The thick mantle of ignimbrites and tephra-fall layers forming the central North Island landscape is clear evidence of many large volcanic eruptions over the last few thousand years and earlier.
Debate about volcanic hazards
In 1920, Thomas Jaggar, Director of the Hawaii Volcano Observatory, reported on the need for volcano surveillance in New Zealand, but his recommendations were not implemented. However, his visit initiated detailed mapping of volcanic rocks in the Taupō Volcanic Zone by Leslie Grange from 1926 to 1929. Grange reiterated the need for close observation of volcanoes in this region, but no action was taken.
The Tangiwai disaster
In December 1953 a lahar from the crater lake on Mt Ruapehu washed out a bridge across the Tangiwai River, resulting in the death of 151 people from a train crash. This disaster led to recognition that volcanoes likely to erupt again should be regularly monitored. Although an eruption cannot be prevented, monitoring should indicate increased activity before an eruption, allowing for evacuation of people and mitigating the effects on property.
Monitoring natural hazards
In 2006 monitoring of natural hazards (including volcanoes) was the responsibility of GeoNet, a collaborative project between the Earthquake Commission, GNS Science, and the Foundation for Research, Science and Technology.
How are volcanoes monitored?
Before an eruption happens, magma moves up towards the ground surface. Volcanologists use several methods to detect the movement of magma:
- detecting earthquakes
- measuring ground deformation
- monitoring volcanic gases
- monitoring changes in the chemistry and temperature of crater lakes.
Earthquakes usually provide the first sign of unrest.
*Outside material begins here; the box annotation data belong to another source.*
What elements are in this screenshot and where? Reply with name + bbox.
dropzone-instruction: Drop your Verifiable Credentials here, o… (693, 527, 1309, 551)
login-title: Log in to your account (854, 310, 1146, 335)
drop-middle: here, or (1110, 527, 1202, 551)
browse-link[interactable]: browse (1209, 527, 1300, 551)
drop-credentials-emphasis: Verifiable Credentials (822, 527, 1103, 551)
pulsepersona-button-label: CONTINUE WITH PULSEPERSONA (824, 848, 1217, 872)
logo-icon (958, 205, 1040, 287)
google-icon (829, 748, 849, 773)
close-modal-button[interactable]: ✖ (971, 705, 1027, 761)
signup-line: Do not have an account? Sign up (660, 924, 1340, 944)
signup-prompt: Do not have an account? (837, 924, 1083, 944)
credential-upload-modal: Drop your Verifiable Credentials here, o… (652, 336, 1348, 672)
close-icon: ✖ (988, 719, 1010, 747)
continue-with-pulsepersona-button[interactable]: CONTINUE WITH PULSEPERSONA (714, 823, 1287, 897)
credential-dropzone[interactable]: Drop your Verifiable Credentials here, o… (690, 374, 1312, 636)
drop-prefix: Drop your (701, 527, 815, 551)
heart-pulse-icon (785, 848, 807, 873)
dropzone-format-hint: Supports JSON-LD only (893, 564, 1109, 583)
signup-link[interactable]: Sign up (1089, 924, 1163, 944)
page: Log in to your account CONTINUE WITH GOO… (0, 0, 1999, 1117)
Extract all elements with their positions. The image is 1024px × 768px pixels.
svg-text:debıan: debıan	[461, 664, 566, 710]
The seismic results are sent by radio telemetry to GeoNet headquarters and continuously monitored. Once increased activity is detected, more detailed observations are undertaken. Earthquakes caused by the rise of magma – identified as ‘volcanic earthquakes’ – can be distinguished from those arising from ground movement caused by tectonic (non-volcanic) processes.
New Zealand’s active or potentially active volcanoes
Those volcanoes that have erupted within the last 10,000 years, especially those with multiple eruptions in that period, are the most likely to erupt again. Together with Taranaki (Mt Egmont) and the Tūhua caldera (Mayor Island), most of the active volcanic centres are in the Taupō Volcanic Zone, and include Ruapehu, Ngāuruhoe, Tongariro, Taupō caldera, Okataina caldera, Mt Edgecumbe (Pūtauaki) and Whakaari (White Island).
Taranaki (Mt Egmont) has erupted at least a dozen times since about 1300 AD, the most recent (Tahurangi) occurring probably around 1755. Taranaki has generated a series of lahars in the last few thousand years, as well as eruptions, and part of the volcano's summit probably collapsed between 1860 and 1897.
Mayor Island (Tūhua), 25 kilometres offshore in the western Bay of Plenty, has erupted several times in the last 10,000 years. A caldera-forming event about 7,000 years ago spread tephra over part of the North Island. The latest eruption, of lavas, took place possibly about 3,000 years ago.
Mt Edgecumbe (Pūtauaki), an andesitic cone volcano, was active about 3,200 years ago.
Small eruptions have occurred irregularly over a large area in the Auckland volcanic field, the latest being the formation of Rangitoto Island around 1400 AD. Past experience suggests that future eruptions in Auckland are likely to come from new vents rather than existing cones.
All these volcanoes are monitored by the existing seismic network, which should give early warning of renewed volcanic activity. In some cases, however, the period of warning before an eruption may be only a matter of a day or two (as in Auckland) but in others (such as Taupō) it may be prolonged for months or even years.
The Kermadec Ridge continues north-eastwards for over 1,400 kilometres from the Taupō Volcanic Zone as a chain of submarine volcanoes. Oceanographic research has shown evidence of recent volcanic or hydrothermal activity. Three volcanic islands occur towards the northern end of the ridge, and there is a seismograph on Raoul Island (900 kilometres north-east of New Zealand). In contrast to the volcanoes on or close to the North Island, there is little monitoring along most of the Kermadec Ridge.